Era di un rosa blando, smorto, scolorita da un tempo indefinibile, dal tempo di un’estate lontana, di un’infanzia sconosciuta. Non bisognava per forza avere l’intuito di un detective per collegare i pezzi, per unire le linee di quel disegno.

Era una ragazza sorridente impressa sulla superficie sgualcita della vecchia polaroid, ritta in piedi, nella luce di un campo di grano. Guardava controvento, con i capelli mossi dall’aria ed un vecchio cappello di paglia, tenuto elegantemente da una mano aggraziata e gentile. Nella mano libera stringeva un mazzo di fiori, forse dei papaveri rossi, poggiati contro il fianco.

Il Nero aveva sempre pensato che le foto fossero una cosa strana, una specie di maschera di luce capace di renderci anonimi, distanti. Lui non sopportava le foto, odiava farsi fotografare, in fondo a lui bastavano i ricordi, foto meno ingombranti e sicuramente più complete.

“Che foto potrebbe portarsi dietro, uno come me?” si domandò, ridacchiando. Di sicuro non erano foto di vita, di sorrisi sfumati e bellezze immerse nell’agitarsi di capelli lisci e puliti.

Il vestito, lo stesso abito a fiori che Simona accudiva maniacalmente, le si schiacciava contro il corpo esile, giovane e perfetto. Non doveva avere più di vent’anni, all’epoca, e una serie di sogni a portata di mano.

– Chissà che fine avrà fatto…? – si domandò, guardando il vestito, abbracciato in qualche modo dalla stessa luce rosa di quella foto. – Chissà chi era questa ragazza…? – si chiese, accantonando subito pensiero.

– Sei sicuro di voler andare? – lo interruppe Rio, comparendo sulla porta.

Il Nero lo guardò negli occhi e si domandò fin dove arrivasse la sua consapevolezza delle cose.

– Secondo te cosa dovremmo fare?

– Non lo so. Mi mancherà questa casa.

Comprese che aveva capito tutto, ogni intreccio possibile, ogni finale alternativo. Tutto.

– Credi che dovrei scriverle qualcosa?

– Forse sarebbe giusto.

– Forse non è una risposta.

– Sai cosa scriverle?

– Che ho sbagliato a farla entrare nel nostro mondo e che dovrebbe starne lontana.

Rio si massaggiò i polsi, lo faceva sempre quando era nervoso: – Pensi che abbiamo veramente sbagliato così tanto? Io l’ho sognata…

Il Nero riguardò la foto: – Tu non hai sbagliato niente, sono io che non sono mai capace di fare le cose giuste.

– Io vorrei continuare solo a stare con lei.

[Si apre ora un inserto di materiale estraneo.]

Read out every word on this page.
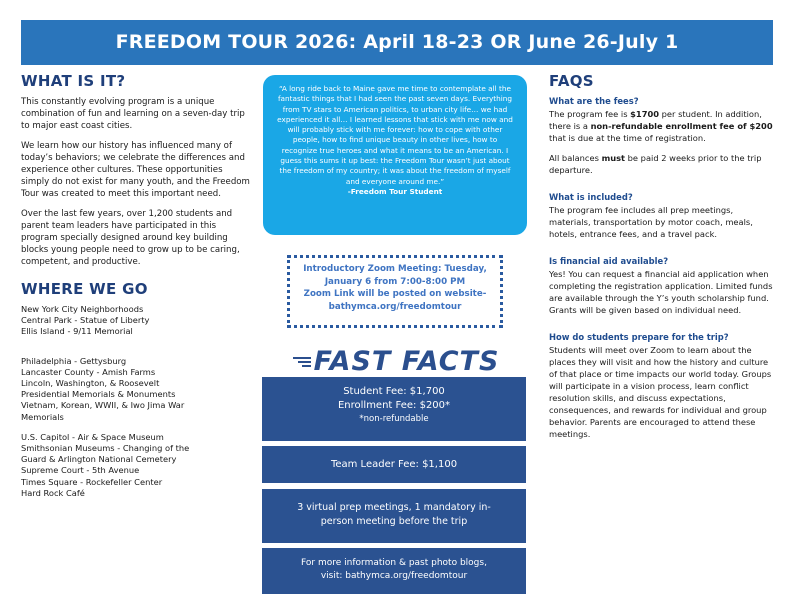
FREEDOM TOUR 2026: April 18-23 OR June 26-July 1
WHAT IS IT?

This constantly evolving program is a unique combination of fun and learning on a seven-day trip to major east coast cities.

We learn how our history has influenced many of today’s behaviors; we celebrate the differences and experience other cultures. These opportunities simply do not exist for many youth, and the Freedom Tour was created to meet this important need.

Over the last few years, over 1,200 students and parent team leaders have participated in this program specially designed around key building blocks young people need to grow up to be caring, competent, and productive.

WHERE WE GO
New York City Neighborhoods
Central Park - Statue of Liberty
Ellis Island - 9/11 Memorial
Philadelphia - Gettysburg
Lancaster County - Amish Farms
Lincoln, Washington, & Roosevelt
Presidential Memorials & Monuments
Vietnam, Korean, WWII, & Iwo Jima War
Memorials
U.S. Capitol - Air & Space Museum
Smithsonian Museums - Changing of the
Guard & Arlington National Cemetery
Supreme Court - 5th Avenue
Times Square - Rockefeller Center
Hard Rock Café
“A long ride back to Maine gave me time to contemplate all the fantastic things that I had seen the past seven days. Everything from TV stars to American politics, to urban city life… we had experienced it all… I learned lessons that stick with me now and will probably stick with me forever: how to cope with other people, how to find unique beauty in other lives, how to recognize true heroes and what it means to be an American. I guess this sums it up best: the Freedom Tour wasn’t just about the freedom of my country; it was about the freedom of myself and everyone around me.”
-Freedom Tour Student
Introductory Zoom Meeting: Tuesday,
January 6 from 7:00-8:00 PM
Zoom Link will be posted on website-
bathymca.org/freedomtour
FAST FACTS
Student Fee: $1,700
Enrollment Fee: $200*
*non-refundable
Team Leader Fee: $1,100
3 virtual prep meetings, 1 mandatory in-
person meeting before the trip
For more information & past photo blogs,
visit: bathymca.org/freedomtour
FAQS
What are the fees?

The program fee is $1700 per student. In addition, there is a non-refundable enrollment fee of $200 that is due at the time of registration.

All balances must be paid 2 weeks prior to the trip departure.

What is included?

The program fee includes all prep meetings, materials, transportation by motor coach, meals, hotels, entrance fees, and a travel pack.

Is financial aid available?

Yes! You can request a financial aid application when completing the registration application. Limited funds are available through the Y’s youth scholarship fund. Grants will be given based on individual need.

How do students prepare for the trip?

Students will meet over Zoom to learn about the places they will visit and how the history and culture of that place or time impacts our world today. Groups will participate in a vision process, learn conflict resolution skills, and discuss expectations, consequences, and rewards for individual and group behavior. Parents are encouraged to attend these meetings.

– Anch’io lo vorrei tanto, ma non possiamo – sorrise amaramente il Nero.

– Perché no? Per ieri sera? Simona non si è arrabbiata, poi è molto gentile e ti vuole molto bene.

– Me ne sono accorto, è per questo….

– Anche tu le vuoi bene come te ne vuole lei, si vede.

Il Nero guardò un’altra volta la foto cercando di immaginare i lineamenti di quella ragazza, il colore dei suoi occhi, la forma del suo naso.

– Non lo so – rispose, – se le volessi bene cercherei di stare con lei, non ti pare?

– Tu ti vergogni di noi, ma io ho capito che lei ci vuole bene per come siamo fatti e non le interessa da dove veniamo.

Il Nero guardò Rio e sentì un nodo chiudergli la gola.

– Lei non è come noi – rispose, – non voglio che finisca in mezzo ai nostri problemi.

Rio rimase qualche istante in silenzio: – Mi mancherà, ero felice con lei.

Il Nero guardò Rio e per la prima volta si sorprese nel vederlo così maturo. Sembrava che una luce nuova gli illuminasse il volto facendogli brillare occhi e capelli sotto un’espressione grave, seria. In un attimo Rio era diventato adulto, balzando da un gradino all’altro come un grillo.

– Bene, fratellino – sorrise. – Sembra che qualche grado pirata tu stia iniziando a meritartelo.

Rio sorrise, e fu di nuovo il volto di un bambino: – Sto crescendo anch’io.

– Giusto – rispose il Nero, accarezzandogli la testa, – dovrò iniziare a ricordarmelo. Forza, andiamo ora, si sta facendo tardi.